23 Mensaje 7

  Dad al alma lo que no tenga contaminación. El alma ha de ser valiente, para ganar la partida que constantemente disfruta, y cuando lo consiga tendrá el premio a su heroicidad, por haber sabido unificarse con su espíritu en un mismo pensar de Amor. Se trata, pues, de dos diferentes pensamientos que deben unirse en uno solo, y esto da libertad satisfactoria al dejar la materia.

  Cuando el alma se reconforta en sus excursiones por el espacio, cuando el cuerpo descansa, por tener una cierta elevación, recibe una dosis de optimismo y se recrea en otras esferas, aunque no siempre recuerda cuanto vio y oyó en ellas, cuando vuelve a la materia o cuerpo físico. Otras veces es avisada de que no sigue el sendero que tiene marcado, por lo que en muchas ocasiones queda deprimida, y lo presiente al volver a la materia. De ello deriva el abatimiento y tristeza, o la alegría y júbilo que, sin saber por qué, a veces se experimenta al empezar un nuevo día: ha tenido en el espacio comunicación con hermanos que están en estado espiritual sin el cuerpo, o bien en estado espiritual siendo encarnados. Estos últimos se desprenden de la materia cuando ésta descansa, y se relacionan unos con otros en espíritu, ya sea por Amor, por simpatía, o para recibir o dar la enseñanza que poseen.

  Hay categorías entre los espíritus libres de cuerpo, como también las hay entre los terrenales. Hay espíritus encarnados que ayudan a los que lo necesitan y lo merecen; y también la recibís de hermanos progresados, sean familiares o amigos que ya dejaron la materia. Incluso cuando os ven tan obcecados y equivocados, os ayudan para que comprendáis con más claridad la realidad; pero no siempre consiguen sus deseos estos hermanos, por ser incomprendidos debido a vuestra materialización. Por eso se recomienda no entremezcléis «las cosas de Dios» con las materiales; que si se cumplen «las primeras», las segundas se reciben por añadidura, porque la Justicia del Padre no se hace esperar.

  En vuestro «ser» está un pequeño átomo con el que el Padre dota al espíritu, para que haya en «él» lucidez de entendimiento y pueda retener en la mente lo que vaya adquiriendo por medio de la meditación. La mente es creadora de pensamientos y, antes de llevarlos a la práctica, se debe hacer una selección; mas para esto hay que frenar los impulsos de la materia.
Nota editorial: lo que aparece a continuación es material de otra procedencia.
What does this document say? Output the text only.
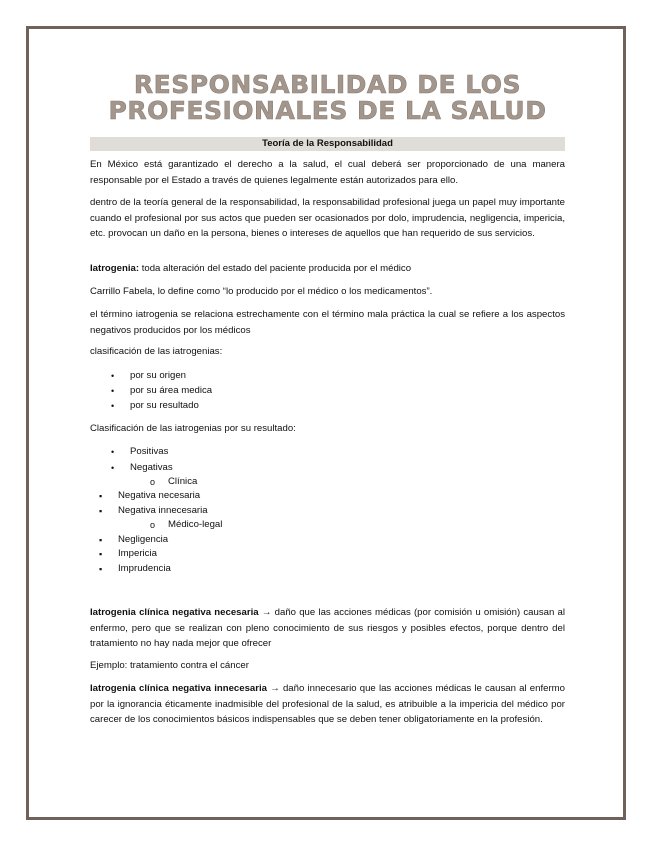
RESPONSABILIDAD DE LOS PROFESIONALES DE LA SALUD
Teoría de la Responsabilidad
En México está garantizado el derecho a la salud, el cual deberá ser proporcionado de una manera responsable por el Estado a través de quienes legalmente están autorizados para ello.
dentro de la teoría general de la responsabilidad, la responsabilidad profesional juega un papel muy importante cuando el profesional por sus actos que pueden ser ocasionados por dolo, imprudencia, negligencia, impericia, etc. provocan un daño en la persona, bienes o intereses de aquellos que han requerido de sus servicios.
Iatrogenia: toda alteración del estado del paciente producida por el médico
Carrillo Fabela, lo define como “lo producido por el médico o los medicamentos”.
el término iatrogenia se relaciona estrechamente con el término mala práctica la cual se refiere a los aspectos negativos producidos por los médicos
clasificación de las iatrogenias:
• por su origen
• por su área medica
• por su resultado
Clasificación de las iatrogenias por su resultado:
• Positivas
• Negativas
o Clínica
▪ Negativa necesaria
▪ Negativa innecesaria
o Médico-legal
▪ Negligencia
▪ Impericia
▪ Imprudencia
Iatrogenia clínica negativa necesaria → daño que las acciones médicas (por comisión u omisión) causan al enfermo, pero que se realizan con pleno conocimiento de sus riesgos y posibles efectos, porque dentro del tratamiento no hay nada mejor que ofrecer
Ejemplo: tratamiento contra el cáncer
Iatrogenia clínica negativa innecesaria → daño innecesario que las acciones médicas le causan al enfermo por la ignorancia éticamente inadmisible del profesional de la salud, es atribuible a la impericia del médico por carecer de los conocimientos básicos indispensables que se deben tener obligatoriamente en la profesión.
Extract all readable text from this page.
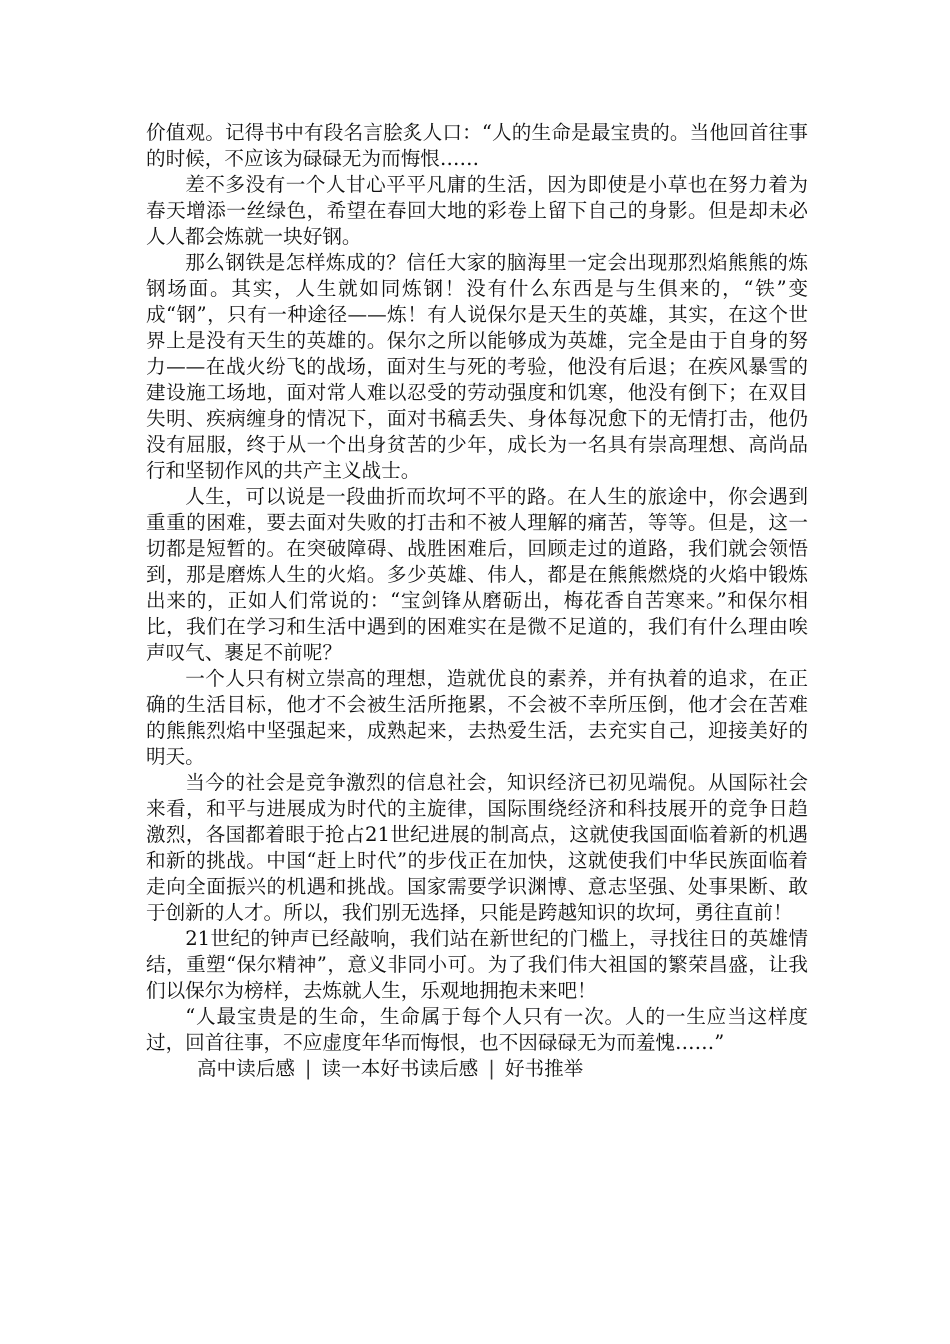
价值观。记得书中有段名言脍炙人口：“人的生命是最宝贵的。当他回首往事的时候，不应该为碌碌无为而悔恨……

差不多没有一个人甘心平平凡庸的生活，因为即使是小草也在努力着为春天增添一丝绿色，希望在春回大地的彩卷上留下自己的身影。但是却未必人人都会炼就一块好钢。

那么钢铁是怎样炼成的？信任大家的脑海里一定会出现那烈焰熊熊的炼钢场面。其实，人生就如同炼钢！没有什么东西是与生俱来的，“铁”变成“钢”，只有一种途径——炼！有人说保尔是天生的英雄，其实，在这个世界上是没有天生的英雄的。保尔之所以能够成为英雄，完全是由于自身的努力——在战火纷飞的战场，面对生与死的考验，他没有后退；在疾风暴雪的建设施工场地，面对常人难以忍受的劳动强度和饥寒，他没有倒下；在双目失明、疾病缠身的情况下，面对书稿丢失、身体每况愈下的无情打击，他仍没有屈服，终于从一个出身贫苦的少年，成长为一名具有崇高理想、高尚品行和坚韧作风的共产主义战士。

人生，可以说是一段曲折而坎坷不平的路。在人生的旅途中，你会遇到重重的困难，要去面对失败的打击和不被人理解的痛苦，等等。但是，这一切都是短暂的。在突破障碍、战胜困难后，回顾走过的道路，我们就会领悟到，那是磨炼人生的火焰。多少英雄、伟人，都是在熊熊燃烧的火焰中锻炼出来的，正如人们常说的：“宝剑锋从磨砺出，梅花香自苦寒来。”和保尔相比，我们在学习和生活中遇到的困难实在是微不足道的，我们有什么理由唉声叹气、裹足不前呢？

一个人只有树立崇高的理想，造就优良的素养，并有执着的追求，在正确的生活目标，他才不会被生活所拖累，不会被不幸所压倒，他才会在苦难的熊熊烈焰中坚强起来，成熟起来，去热爱生活，去充实自己，迎接美好的明天。

当今的社会是竞争激烈的信息社会，知识经济已初见端倪。从国际社会来看，和平与进展成为时代的主旋律，国际围绕经济和科技展开的竞争日趋激烈，各国都着眼于抢占21世纪进展的制高点，这就使我国面临着新的机遇和新的挑战。中国“赶上时代”的步伐正在加快，这就使我们中华民族面临着走向全面振兴的机遇和挑战。国家需要学识渊博、意志坚强、处事果断、敢于创新的人才。所以，我们别无选择，只能是跨越知识的坎坷，勇往直前！

21世纪的钟声已经敲响，我们站在新世纪的门槛上，寻找往日的英雄情结，重塑“保尔精神”，意义非同小可。为了我们伟大祖国的繁荣昌盛，让我们以保尔为榜样，去炼就人生，乐观地拥抱未来吧！

“人最宝贵是的生命，生命属于每个人只有一次。人的一生应当这样度过，回首往事，不应虚度年华而悔恨，也不因碌碌无为而羞愧……”

高中读后感 | 读一本好书读后感 | 好书推举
  ¡Cuánto añoran las almas, al quedar libres de cuerpo, el tiempo que se evaporó sin haber adelantado en perfección! Saben que han de empezar otra vez de nuevo el camino, del que se extraviaron al dejarse dominar por las pasiones que tanto abundan entre los desterrados, y que procuran éstas placeres temporales pero también duras pruebas que no siempre se saben vencer. Por eso, la Justicia Divina hace descender a las almas a la Tierra, donde se debaten entre el orgullo y las pasiones que no dejan a los hombres coordinar sus ideas, y menos vislumbrar el camino por el que originan los hechos exentos de Amor.
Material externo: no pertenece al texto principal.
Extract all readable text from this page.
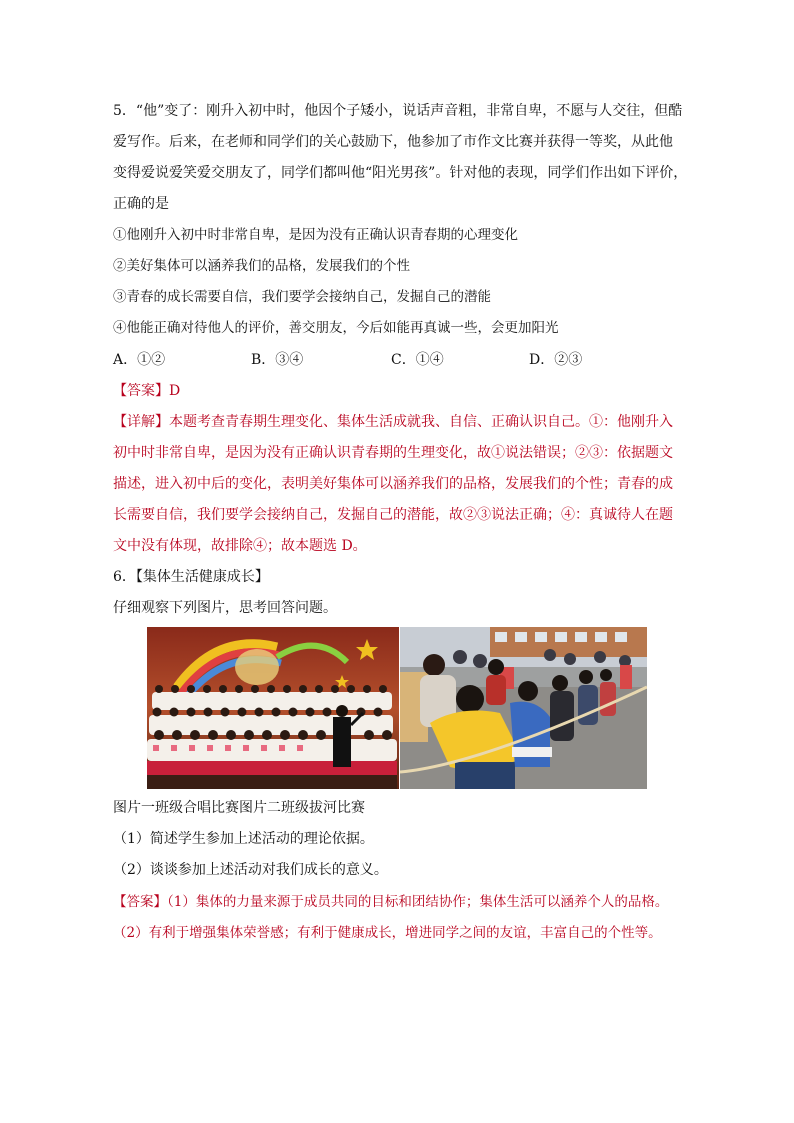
5．“他”变了：刚升入初中时，他因个子矮小，说话声音粗，非常自卑，不愿与人交往，但酷
爱写作。后来，在老师和同学们的关心鼓励下，他参加了市作文比赛并获得一等奖，从此他
变得爱说爱笑爱交朋友了，同学们都叫他“阳光男孩”。针对他的表现，同学们作出如下评价，
正确的是
①他刚升入初中时非常自卑，是因为没有正确认识青春期的心理变化
②美好集体可以涵养我们的品格，发展我们的个性
③青春的成长需要自信，我们要学会接纳自己，发掘自己的潜能
④他能正确对待他人的评价，善交朋友，今后如能再真诚一些，会更加阳光
A．①②	B．③④	C．①④	D．②③
【答案】D
【详解】本题考查青春期生理变化、集体生活成就我、自信、正确认识自己。①：他刚升入
初中时非常自卑，是因为没有正确认识青春期的生理变化，故①说法错误；②③：依据题文
描述，进入初中后的变化，表明美好集体可以涵养我们的品格，发展我们的个性；青春的成
长需要自信，我们要学会接纳自己，发掘自己的潜能，故②③说法正确；④：真诚待人在题
文中没有体现，故排除④；故本题选 D。
6．【集体生活健康成长】
仔细观察下列图片，思考回答问题。
图片一班级合唱比赛图片二班级拔河比赛
（1）简述学生参加上述活动的理论依据。
（2）谈谈参加上述活动对我们成长的意义。
【答案】（1）集体的力量来源于成员共同的目标和团结协作；集体生活可以涵养个人的品格。
（2）有利于增强集体荣誉感；有利于健康成长，增进同学之间的友谊，丰富自己的个性等。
  Tened presente que cuando la vitalidad humana (espíritu-ser) queda libre del cuerpo material, ve y comprende mejor que cuando lo está animando. Y a pesar que algunos ceden su libre albedrío al guía protector para que les fuercen a cumplir, otros, no lo hacen por voluntad propia porque desean conservar el libre albedrío. En cualquier caso, sin embargo, siempre desean cumplir cuando se hallan en estado libre y antes de reencarnar, lo que ellos mismos se eligen para mejor pagar la pena del Talión o Ley de Causa-Efecto. Es misión del alma conseguir iluminar al espíritu para su desarrollo, desprendiéndose de las imperfecciones que restan fuerza al alma para poder elevarse, y pueda el espíritu convertirse en esencia regenerada, que es la que eleva hacia Dios.